For new mums, it can be very difficult to find the right help and guidance to suit you and your new family. As we are always told, there isn’t a manual for parenting; so in some ways the majority of your decisions will ultimately be based on your maternal instincts.
But before you can tap into this sixth sense, you will be force-fed so much information from all kinds of preparatory services that you may feel overloaded.
Before my son arrived, I attended antenatal classes, gratefully received all of the baby books in the East Midlands and was given ongoing advice from our midwife. Whilst some of this advice seemed useful, I needed a way of filtering the most practical information and, to seek this help, I turned to social media: Twitter.
Twitter became my best friend and, no matter what time of day or night, there would always be a like-minded mum or dad that was experiencing (or had experienced) the same stages as I was going through. These people were living the same problems as I was – in real time. When your baby projectile vomits at 2.30 in the morning, it is very difficult to recall the 2,500 page NHS guidance on possible causes. But I knew that the contacts I had made on Twitter were also (or had also) been through the same thing and their reassurance was invaluable.

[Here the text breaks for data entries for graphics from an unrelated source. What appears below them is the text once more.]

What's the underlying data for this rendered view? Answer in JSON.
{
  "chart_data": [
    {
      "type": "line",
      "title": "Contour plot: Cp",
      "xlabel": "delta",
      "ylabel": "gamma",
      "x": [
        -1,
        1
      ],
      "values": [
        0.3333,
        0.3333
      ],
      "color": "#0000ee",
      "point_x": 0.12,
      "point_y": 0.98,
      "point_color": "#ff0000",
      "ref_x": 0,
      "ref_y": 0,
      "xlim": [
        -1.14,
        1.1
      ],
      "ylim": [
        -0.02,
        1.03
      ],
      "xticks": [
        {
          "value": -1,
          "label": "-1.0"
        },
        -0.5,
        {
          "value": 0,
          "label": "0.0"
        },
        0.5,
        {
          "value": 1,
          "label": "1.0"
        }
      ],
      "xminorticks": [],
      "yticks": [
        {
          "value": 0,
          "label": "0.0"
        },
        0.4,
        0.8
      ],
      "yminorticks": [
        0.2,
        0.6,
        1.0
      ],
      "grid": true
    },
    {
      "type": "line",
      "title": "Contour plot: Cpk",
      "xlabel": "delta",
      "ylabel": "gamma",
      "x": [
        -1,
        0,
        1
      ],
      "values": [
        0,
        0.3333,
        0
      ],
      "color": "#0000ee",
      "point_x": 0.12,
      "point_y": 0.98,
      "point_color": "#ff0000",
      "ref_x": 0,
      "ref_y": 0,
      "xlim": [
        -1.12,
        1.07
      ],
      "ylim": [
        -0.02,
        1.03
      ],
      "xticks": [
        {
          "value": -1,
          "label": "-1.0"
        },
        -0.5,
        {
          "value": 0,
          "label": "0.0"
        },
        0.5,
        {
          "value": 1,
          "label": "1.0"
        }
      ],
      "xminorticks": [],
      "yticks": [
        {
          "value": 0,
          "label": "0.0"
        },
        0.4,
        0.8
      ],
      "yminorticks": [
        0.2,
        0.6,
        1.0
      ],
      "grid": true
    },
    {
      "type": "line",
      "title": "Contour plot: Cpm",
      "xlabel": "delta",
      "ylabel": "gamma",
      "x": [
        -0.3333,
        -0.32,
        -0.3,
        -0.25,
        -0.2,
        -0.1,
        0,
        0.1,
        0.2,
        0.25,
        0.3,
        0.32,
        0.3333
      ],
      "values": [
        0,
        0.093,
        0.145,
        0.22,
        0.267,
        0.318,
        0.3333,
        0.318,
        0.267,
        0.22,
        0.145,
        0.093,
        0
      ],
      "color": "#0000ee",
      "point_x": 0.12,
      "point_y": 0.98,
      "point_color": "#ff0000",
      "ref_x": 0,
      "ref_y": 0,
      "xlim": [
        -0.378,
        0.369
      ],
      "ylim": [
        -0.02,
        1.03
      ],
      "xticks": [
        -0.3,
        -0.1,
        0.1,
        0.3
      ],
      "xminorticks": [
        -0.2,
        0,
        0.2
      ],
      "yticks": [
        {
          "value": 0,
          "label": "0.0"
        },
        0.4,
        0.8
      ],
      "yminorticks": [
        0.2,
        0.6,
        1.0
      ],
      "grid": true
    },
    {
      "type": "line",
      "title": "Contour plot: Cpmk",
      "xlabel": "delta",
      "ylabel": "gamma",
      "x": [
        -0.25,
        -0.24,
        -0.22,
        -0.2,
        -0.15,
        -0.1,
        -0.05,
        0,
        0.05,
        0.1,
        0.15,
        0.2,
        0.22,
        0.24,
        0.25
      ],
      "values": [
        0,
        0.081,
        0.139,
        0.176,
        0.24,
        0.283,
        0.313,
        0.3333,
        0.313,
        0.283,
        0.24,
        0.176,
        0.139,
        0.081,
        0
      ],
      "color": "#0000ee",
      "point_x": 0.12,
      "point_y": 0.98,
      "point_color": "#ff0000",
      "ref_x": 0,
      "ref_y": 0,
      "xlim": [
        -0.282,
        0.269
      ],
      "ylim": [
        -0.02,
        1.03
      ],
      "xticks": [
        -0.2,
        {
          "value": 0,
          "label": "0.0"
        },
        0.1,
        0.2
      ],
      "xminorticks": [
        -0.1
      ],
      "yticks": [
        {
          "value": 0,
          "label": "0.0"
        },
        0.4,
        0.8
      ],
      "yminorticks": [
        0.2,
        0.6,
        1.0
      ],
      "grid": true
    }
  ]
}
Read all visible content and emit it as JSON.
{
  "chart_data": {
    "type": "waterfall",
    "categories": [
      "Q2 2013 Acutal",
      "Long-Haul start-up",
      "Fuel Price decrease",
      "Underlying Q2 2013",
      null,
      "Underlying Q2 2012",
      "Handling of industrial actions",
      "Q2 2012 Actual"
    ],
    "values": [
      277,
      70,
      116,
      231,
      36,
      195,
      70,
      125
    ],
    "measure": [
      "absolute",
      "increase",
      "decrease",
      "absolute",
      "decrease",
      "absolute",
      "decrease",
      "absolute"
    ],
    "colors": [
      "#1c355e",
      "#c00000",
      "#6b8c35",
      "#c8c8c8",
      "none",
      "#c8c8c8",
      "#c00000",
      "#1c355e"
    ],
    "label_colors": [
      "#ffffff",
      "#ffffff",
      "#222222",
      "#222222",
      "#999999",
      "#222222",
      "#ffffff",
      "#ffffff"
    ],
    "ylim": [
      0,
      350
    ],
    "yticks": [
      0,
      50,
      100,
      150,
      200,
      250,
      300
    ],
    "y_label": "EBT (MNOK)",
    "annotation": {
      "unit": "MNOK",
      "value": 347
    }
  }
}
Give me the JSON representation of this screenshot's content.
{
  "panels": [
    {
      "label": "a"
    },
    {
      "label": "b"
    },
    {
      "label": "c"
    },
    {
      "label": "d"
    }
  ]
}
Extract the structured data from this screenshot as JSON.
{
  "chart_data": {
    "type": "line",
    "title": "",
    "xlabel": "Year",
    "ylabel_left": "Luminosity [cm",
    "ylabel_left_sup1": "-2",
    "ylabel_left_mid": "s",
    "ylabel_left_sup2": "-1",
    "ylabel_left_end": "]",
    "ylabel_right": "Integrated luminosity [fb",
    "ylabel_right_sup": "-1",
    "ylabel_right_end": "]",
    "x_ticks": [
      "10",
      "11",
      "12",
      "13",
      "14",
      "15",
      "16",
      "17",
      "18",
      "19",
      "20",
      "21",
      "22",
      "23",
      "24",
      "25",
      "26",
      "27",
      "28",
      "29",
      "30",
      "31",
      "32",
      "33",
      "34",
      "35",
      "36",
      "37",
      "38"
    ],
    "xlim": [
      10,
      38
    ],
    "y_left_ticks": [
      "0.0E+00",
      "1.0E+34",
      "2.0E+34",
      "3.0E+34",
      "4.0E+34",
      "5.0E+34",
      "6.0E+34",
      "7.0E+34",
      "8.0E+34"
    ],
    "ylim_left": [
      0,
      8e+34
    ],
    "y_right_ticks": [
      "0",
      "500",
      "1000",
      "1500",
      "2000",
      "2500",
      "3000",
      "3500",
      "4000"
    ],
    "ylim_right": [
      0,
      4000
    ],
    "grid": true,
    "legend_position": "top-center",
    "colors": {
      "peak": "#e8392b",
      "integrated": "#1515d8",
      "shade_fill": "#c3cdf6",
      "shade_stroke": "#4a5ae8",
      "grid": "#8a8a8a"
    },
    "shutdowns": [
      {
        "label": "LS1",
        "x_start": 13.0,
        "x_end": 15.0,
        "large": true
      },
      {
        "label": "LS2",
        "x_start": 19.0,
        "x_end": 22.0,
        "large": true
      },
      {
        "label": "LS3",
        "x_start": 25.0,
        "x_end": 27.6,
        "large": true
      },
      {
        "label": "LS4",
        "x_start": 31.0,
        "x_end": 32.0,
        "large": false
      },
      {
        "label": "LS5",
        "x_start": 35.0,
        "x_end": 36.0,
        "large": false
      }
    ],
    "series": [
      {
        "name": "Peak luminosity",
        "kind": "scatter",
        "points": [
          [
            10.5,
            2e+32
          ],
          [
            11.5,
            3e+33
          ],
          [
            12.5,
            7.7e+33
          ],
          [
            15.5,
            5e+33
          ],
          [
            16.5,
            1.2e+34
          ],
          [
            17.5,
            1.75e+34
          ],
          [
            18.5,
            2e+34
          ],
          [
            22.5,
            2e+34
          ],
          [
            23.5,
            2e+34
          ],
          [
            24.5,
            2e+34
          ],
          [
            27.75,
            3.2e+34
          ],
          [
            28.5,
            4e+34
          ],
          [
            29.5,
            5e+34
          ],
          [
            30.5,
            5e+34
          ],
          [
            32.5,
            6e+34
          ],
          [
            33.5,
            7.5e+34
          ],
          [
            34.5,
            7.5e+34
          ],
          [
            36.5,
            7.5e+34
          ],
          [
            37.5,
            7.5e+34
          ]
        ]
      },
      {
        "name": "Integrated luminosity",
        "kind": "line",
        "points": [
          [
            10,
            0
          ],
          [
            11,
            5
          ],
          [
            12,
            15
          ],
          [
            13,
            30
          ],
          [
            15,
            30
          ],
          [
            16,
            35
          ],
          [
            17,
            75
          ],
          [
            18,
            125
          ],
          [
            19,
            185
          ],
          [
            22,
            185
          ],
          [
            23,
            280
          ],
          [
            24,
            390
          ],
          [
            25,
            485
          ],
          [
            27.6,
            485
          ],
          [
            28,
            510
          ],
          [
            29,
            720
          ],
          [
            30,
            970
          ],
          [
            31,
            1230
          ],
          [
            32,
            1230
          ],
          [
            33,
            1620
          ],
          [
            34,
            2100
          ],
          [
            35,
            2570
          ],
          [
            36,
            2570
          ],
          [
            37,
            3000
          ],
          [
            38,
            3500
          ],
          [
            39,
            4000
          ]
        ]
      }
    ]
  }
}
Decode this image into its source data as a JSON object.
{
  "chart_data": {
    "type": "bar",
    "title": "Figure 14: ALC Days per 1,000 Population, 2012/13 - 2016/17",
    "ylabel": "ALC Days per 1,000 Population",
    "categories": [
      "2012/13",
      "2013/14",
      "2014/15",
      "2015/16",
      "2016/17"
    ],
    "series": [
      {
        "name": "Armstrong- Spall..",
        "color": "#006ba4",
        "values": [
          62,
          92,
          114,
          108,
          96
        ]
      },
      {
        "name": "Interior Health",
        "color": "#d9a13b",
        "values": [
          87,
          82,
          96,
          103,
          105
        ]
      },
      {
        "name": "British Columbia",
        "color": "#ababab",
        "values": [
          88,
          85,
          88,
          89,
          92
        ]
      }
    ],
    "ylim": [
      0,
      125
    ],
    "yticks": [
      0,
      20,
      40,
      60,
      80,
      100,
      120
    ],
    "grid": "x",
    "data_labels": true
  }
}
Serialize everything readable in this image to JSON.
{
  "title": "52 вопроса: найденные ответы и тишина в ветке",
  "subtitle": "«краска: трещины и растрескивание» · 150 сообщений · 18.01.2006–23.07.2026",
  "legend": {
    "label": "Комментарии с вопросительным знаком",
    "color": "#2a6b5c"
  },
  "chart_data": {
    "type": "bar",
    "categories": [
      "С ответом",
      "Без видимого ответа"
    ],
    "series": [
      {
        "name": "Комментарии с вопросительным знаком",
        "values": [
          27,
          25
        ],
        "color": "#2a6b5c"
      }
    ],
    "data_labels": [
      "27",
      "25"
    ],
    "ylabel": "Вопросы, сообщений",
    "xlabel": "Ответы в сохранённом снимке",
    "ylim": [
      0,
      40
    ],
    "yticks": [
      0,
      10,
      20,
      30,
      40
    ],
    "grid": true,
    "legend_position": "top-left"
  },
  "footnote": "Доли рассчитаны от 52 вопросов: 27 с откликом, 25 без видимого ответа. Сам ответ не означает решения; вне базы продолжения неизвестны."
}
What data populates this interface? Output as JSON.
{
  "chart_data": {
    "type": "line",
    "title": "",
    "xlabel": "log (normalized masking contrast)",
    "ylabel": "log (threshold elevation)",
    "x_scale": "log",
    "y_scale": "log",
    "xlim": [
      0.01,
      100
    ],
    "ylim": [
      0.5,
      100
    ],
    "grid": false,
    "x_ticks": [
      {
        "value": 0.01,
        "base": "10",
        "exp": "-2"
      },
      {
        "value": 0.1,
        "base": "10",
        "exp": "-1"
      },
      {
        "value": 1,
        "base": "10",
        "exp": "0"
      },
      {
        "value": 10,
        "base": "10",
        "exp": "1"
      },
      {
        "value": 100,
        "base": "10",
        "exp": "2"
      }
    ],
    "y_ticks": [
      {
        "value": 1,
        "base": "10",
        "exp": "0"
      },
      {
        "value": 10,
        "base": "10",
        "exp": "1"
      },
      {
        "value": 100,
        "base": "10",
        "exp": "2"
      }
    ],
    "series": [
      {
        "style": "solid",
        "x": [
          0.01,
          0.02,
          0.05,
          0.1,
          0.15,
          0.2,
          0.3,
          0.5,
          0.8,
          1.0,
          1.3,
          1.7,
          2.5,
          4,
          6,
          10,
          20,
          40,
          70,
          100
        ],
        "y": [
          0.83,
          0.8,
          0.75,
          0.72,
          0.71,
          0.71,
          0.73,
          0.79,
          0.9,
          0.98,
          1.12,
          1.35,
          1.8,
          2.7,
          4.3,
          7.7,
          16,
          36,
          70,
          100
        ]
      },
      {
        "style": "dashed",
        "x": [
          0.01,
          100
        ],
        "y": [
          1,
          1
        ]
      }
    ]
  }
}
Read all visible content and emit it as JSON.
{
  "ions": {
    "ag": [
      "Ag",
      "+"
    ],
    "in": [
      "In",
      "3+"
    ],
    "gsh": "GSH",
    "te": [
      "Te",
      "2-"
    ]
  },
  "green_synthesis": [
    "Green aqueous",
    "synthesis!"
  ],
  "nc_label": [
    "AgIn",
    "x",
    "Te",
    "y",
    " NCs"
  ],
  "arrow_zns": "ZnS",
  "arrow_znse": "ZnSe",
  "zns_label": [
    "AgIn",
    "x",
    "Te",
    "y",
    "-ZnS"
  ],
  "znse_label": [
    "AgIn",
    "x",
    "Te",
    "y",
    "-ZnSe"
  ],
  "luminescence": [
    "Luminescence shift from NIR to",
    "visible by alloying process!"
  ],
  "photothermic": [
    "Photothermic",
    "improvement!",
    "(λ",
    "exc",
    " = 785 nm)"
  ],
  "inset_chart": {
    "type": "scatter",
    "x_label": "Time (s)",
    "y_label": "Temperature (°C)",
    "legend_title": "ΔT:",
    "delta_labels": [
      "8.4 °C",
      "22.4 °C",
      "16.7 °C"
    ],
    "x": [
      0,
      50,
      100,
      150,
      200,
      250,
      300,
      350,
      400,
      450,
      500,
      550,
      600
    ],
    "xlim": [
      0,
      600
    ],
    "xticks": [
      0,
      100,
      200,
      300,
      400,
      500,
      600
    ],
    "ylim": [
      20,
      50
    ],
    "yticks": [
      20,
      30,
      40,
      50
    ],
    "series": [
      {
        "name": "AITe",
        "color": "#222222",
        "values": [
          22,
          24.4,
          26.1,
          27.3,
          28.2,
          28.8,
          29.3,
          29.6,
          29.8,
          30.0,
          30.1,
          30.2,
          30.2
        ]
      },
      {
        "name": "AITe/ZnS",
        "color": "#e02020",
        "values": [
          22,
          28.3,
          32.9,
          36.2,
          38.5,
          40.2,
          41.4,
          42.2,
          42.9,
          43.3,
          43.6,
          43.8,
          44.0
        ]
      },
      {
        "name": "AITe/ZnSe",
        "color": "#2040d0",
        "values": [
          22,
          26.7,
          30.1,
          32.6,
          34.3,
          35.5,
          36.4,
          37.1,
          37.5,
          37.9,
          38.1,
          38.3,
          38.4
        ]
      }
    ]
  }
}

No matter how many books I read, or how many ‘specialists’ I spoke to, I was never more comforted than when I was talking to like-minded mums and dads on Twitter, who were telling me that “they grow out of that” or “we had the same thing last week and my little one is fine”.
I appreciate the hard work and dedication of all the professional support you are afforded as an expecting and/or new mum, but I found that speaking to other people in similar circumstances on Twitter to be the most supportive process of all.
So yes, always use your parenting instincts and seek advice from family, friends and your professional support workers – but I would personally recommend that you explore social media too.